[VIDEO REVIEWS]Stuck in plastic bubbles and latex facesReviewed this week are two low-brow comedies.
BUBBLE BOY (2001)
Directed by Blair Hayes. Starring Jake Gyllenhaal, Marley Shelton and Swoosie Kurtz.
Since the beginning of mankind, people have left the comfort of their homes to seek adventure. When Jimmy Livingston (Gyllenhaal) leaves his humble California abode, he has to go in a plastic bubble.
Jimmy has a weak immune system. Since birth, he has lived in a bubble. He is allergic to pretty much anything. His overprotective mother (Kurtz) serves him nutritious, cross-shaped cookies to protect him from the evil, germ-ridden outside world.
Then Jimmy turns 17 and falls in love with the girl next door, Chloe (Shelton). Soon enough, though, the blonde breaks his heart by running off to Niagara Falls to marry another guy. Desperate, Jimmy assembles a mobile germ-proof unit and sets off on a cross-country trek to find Chloe and win her back - without getting popped.
Along the way the filmmakers take gratuitous potshots at Christians, Jews and Asians, as well as overprotective mothers. Sometimes you don't know whether to laugh or be offended. Jimmy falls in with all sorts, like Chinese-American mud wrestling fans, a bus load of cultists and a Hindu ice cream and curry vendor. Jimmy's life itself is mocked, then sentimentalized. If you're up for the ride, brace yourself. And remember, it's a comedy.
NUTTY PROFESSOR II: THE KLUMPS (2000)
Directed by Peter Segal. Starring Eddie Murphy and Janet Jackson.

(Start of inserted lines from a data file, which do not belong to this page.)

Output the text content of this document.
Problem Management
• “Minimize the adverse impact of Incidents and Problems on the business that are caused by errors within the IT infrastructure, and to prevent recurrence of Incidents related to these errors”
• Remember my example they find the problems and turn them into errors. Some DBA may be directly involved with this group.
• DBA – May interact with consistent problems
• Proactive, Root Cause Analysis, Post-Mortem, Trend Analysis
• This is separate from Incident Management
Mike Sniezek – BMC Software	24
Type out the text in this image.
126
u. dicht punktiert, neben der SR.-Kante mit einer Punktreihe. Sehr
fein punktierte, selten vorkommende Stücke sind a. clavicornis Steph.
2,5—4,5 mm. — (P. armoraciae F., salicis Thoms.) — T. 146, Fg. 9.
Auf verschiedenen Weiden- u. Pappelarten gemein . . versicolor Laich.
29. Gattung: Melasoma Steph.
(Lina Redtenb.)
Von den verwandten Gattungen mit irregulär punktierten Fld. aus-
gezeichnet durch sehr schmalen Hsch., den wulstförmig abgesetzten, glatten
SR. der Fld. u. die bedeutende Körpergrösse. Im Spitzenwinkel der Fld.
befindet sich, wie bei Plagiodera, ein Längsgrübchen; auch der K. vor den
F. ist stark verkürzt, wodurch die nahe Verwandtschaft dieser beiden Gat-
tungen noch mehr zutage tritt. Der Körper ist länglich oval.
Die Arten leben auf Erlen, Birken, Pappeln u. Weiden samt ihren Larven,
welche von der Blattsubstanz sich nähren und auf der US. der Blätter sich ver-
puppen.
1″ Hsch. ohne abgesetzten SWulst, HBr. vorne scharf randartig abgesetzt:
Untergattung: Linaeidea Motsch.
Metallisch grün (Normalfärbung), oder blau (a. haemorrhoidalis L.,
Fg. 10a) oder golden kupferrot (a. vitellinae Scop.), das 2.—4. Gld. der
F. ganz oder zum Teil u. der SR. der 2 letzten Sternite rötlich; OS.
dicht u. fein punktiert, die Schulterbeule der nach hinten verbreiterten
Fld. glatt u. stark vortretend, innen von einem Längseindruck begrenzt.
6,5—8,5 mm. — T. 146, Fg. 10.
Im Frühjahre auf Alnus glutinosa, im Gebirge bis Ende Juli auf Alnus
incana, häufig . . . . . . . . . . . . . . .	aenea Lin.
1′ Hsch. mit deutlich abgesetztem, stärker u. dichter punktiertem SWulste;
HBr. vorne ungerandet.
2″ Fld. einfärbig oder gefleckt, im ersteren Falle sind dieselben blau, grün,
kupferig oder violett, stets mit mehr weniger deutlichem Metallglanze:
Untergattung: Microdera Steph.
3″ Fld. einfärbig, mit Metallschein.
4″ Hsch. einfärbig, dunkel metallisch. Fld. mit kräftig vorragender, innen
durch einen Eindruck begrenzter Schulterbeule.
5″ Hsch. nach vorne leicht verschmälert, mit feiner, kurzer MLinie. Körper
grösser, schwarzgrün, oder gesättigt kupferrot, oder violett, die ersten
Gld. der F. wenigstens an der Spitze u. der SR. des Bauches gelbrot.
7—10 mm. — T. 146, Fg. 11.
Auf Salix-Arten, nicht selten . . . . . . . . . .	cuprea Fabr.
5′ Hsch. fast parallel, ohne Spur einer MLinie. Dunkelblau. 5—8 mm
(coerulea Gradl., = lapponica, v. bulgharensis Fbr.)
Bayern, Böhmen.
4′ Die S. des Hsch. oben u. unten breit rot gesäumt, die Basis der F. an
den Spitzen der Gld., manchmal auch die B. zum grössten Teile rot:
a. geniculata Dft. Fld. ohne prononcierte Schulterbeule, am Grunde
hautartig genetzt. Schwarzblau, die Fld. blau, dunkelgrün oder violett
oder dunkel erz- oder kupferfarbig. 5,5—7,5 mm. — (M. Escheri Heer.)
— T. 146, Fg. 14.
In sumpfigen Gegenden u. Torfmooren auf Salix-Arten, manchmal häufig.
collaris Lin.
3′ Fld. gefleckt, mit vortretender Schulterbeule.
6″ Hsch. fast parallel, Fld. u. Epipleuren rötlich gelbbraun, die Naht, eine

Murphy gets larger than life once again in the sequel to 1996's "Nutty Professor." He is back as Sherman, a shy and overweight professor. Life is looking up for Sherm. He is in love again, this time with a colleague, a shapely geneticist named Denise Gaines (Jackson). The chemistry between Murphy and Jackson is warm and engaging. He proposes; she accepts.
"Nutty Professor" had some funny moments, especially the dinner scene with the entire Klump family. The sequel raises the question, "Why bother?" The gags and the formula are the same. Murphy's versatility saves the movie from being a complete flop. Once again he plays not just Sherman but also most of the professor's family - Sherman's kindhearted mother, the gruff father, the self-centered brother and the macho grandmother - as well as his nemesis and alter ego, Buddy Love. Murphy moves seamlessly from character to character.
Sherman has kept Buddy buried in his subconscious, but he keeps hearing him. To destroy Buddy for good, Sherman extracts the Buddy gene using a cutting-edge DNA technique developed by Denise.
But Buddy is accidentally brought to life - spliced with a dog's DNA. Then the procedure causes Sherman's intelligence to erode. As if that weren't enough, Buddy steals Sherman's greatest invention, a youth serum, and then all hell breaks loose.